The Government’s recent proposal to delete Seanad Éireann from the Constitution has seen numerous voices arguing for abolition or reform of the state’s upper house. Never hugely popular in any of its forms, a review of the chamber’s history reveals its peculiar place in the lexicon of Irish political life.
While the 1922 senate was put together by W.T. Cosgrave and the Dáil as a safeguard against unionist fears of discrimination, provision was made for popular election of one quarter of senators every three years under a PR single constituency system for the entire country. However this was scrapped when the 1925 election proved a debacle. Instead, senators and TDs nominated candidates who were then voted on by TDs.
Though it had no power of absolute veto, the Senate could delay ‘Money Bills’ by 21 days, refer other bills back to the Dáil and delay non-Money Bills from becoming law for nine months (extended to twenty months post-1925). With the backing of three fifths of the House, it could also exercise power of referendum though this was never invoked and was abolished with the end of popular election in 1925.
The increasing conflict between the chamber and de Valera’s Fianna Fáil government of the 1930s then led to its demise as it blocked constitutional reforms. When considering the future of second house, this was hardly a ringing endorsement of its place in Irish political life!
The formation of current Seanad two year later saw 43 of its senators elected from vocational panels which owed much to the vogue for vocationalist teaching at the time. Depending on the theorist, the place of party politics was not always clear. It must be said such a scheme appears to make little sense to twenty first century observers; hence the condemnation of the lack of democracy in university representation. Ironically, the NUI and TCD seats are actually the most democratic part of the current electoral system since they are the only ones neither elected nor selected by politicians.
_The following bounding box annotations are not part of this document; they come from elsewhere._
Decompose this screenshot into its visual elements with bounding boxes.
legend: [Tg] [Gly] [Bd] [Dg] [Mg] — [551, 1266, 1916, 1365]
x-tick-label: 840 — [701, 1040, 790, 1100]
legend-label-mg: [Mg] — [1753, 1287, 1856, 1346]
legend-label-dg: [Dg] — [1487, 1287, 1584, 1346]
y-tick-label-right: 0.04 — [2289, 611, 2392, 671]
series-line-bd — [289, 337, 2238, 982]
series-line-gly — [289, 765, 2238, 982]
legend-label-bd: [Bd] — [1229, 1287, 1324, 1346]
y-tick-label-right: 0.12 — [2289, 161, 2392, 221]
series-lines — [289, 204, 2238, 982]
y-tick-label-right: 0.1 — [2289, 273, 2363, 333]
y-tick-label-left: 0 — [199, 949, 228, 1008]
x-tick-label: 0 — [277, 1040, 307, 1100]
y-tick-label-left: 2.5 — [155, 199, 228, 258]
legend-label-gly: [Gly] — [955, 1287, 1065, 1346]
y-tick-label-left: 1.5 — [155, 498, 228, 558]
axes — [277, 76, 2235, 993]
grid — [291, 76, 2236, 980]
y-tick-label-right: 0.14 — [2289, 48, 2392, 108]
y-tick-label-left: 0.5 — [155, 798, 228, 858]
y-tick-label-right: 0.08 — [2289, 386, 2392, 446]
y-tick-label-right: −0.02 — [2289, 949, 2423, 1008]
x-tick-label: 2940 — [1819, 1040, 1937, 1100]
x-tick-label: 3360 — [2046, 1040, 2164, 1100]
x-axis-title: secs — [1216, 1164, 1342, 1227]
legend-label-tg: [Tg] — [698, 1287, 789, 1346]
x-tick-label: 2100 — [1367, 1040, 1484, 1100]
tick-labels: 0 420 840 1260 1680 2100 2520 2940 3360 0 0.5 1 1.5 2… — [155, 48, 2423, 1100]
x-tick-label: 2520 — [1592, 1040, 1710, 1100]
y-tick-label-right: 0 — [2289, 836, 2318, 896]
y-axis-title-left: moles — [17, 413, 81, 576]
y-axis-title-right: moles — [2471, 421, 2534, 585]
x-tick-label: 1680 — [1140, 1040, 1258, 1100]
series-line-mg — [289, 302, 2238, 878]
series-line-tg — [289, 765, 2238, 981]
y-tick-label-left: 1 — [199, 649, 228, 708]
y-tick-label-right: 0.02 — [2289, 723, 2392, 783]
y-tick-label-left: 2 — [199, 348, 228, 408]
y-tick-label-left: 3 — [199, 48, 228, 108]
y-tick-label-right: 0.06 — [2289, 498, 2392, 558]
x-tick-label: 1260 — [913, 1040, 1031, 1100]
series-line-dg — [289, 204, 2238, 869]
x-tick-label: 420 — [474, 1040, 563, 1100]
In terms of powers, the current Seanad created in the 1930s retained the same power of delay for ’Money Bills’ while it was reduced to 180 days for others. However, from the point of view of constitutional lawyer and former senator J. M. Kelly, it was ‘nearly as subservient… as second house can be.’
In spite of the muddled ideological basis of its composition, house exchanges reveal that some senators have actually behaved on vocational lines since 1938. However, Basil Chubb judged that this was in spite of rather than because of the House’s structure and a Labour Party member serving on the Labour Panel discussing labour issues would be one example where attempts to approve or disprove this could reach a veritable cul-de-sac.
That said, the House did provide an alternative forum for debate. Though the ‘Tailor and Ansty’ debate on literary censorship is perhaps most famous, the Seanad also allowed for examination of the Government’s wartime censorship in the 1940s without running the risk of jeopardising the policy itself.
However, in the contemporary case, it seems the issue is no easier to solve than it was in 1922 or 1936. Any perusal of the literature on bicameralism internationally will reveal the staggering number of books, journals and columns devoted to providing answers to a conundrum that is easier to theorise on than solve in a practical sense. Even abolishing the upper house has not proved enough to preserve New Zealanders from such debates in recent years as some have suggested a return to a two-chamber system!
Any reformed senate would have to gain the public legitimacy that Seanad Éireann has sorely lacked for some time. One recent suggestion drew on the vocational ideal but adapt it to a more recent effort at employer-employee co-operation in the form of social partnership.
Nonetheless, questions still remain regardless of approach. Some writers in the 1930s wanted a house free of politicians; would this be attractive now in 2013? How much power would we wish to give to social partners? Ultimately, the argument depends on preference for a strong senate, a mere revisory body or whether one feels there is simply no need for one at all. Perhaps all parties might reflect ruefully on the advice of Abbe Sieyès when he reflected that a weak senate is unnecessary and a strong one a nuisance.
– Martin O’Donoghue
Basil Chubb, ‘Vocational representation and the Irish Senate’, Political Studies Vol. 2, No. 2, 1954,
John M. Kelly, The Irish Constitution, (Dublin: Butterworth Ireland, 1994).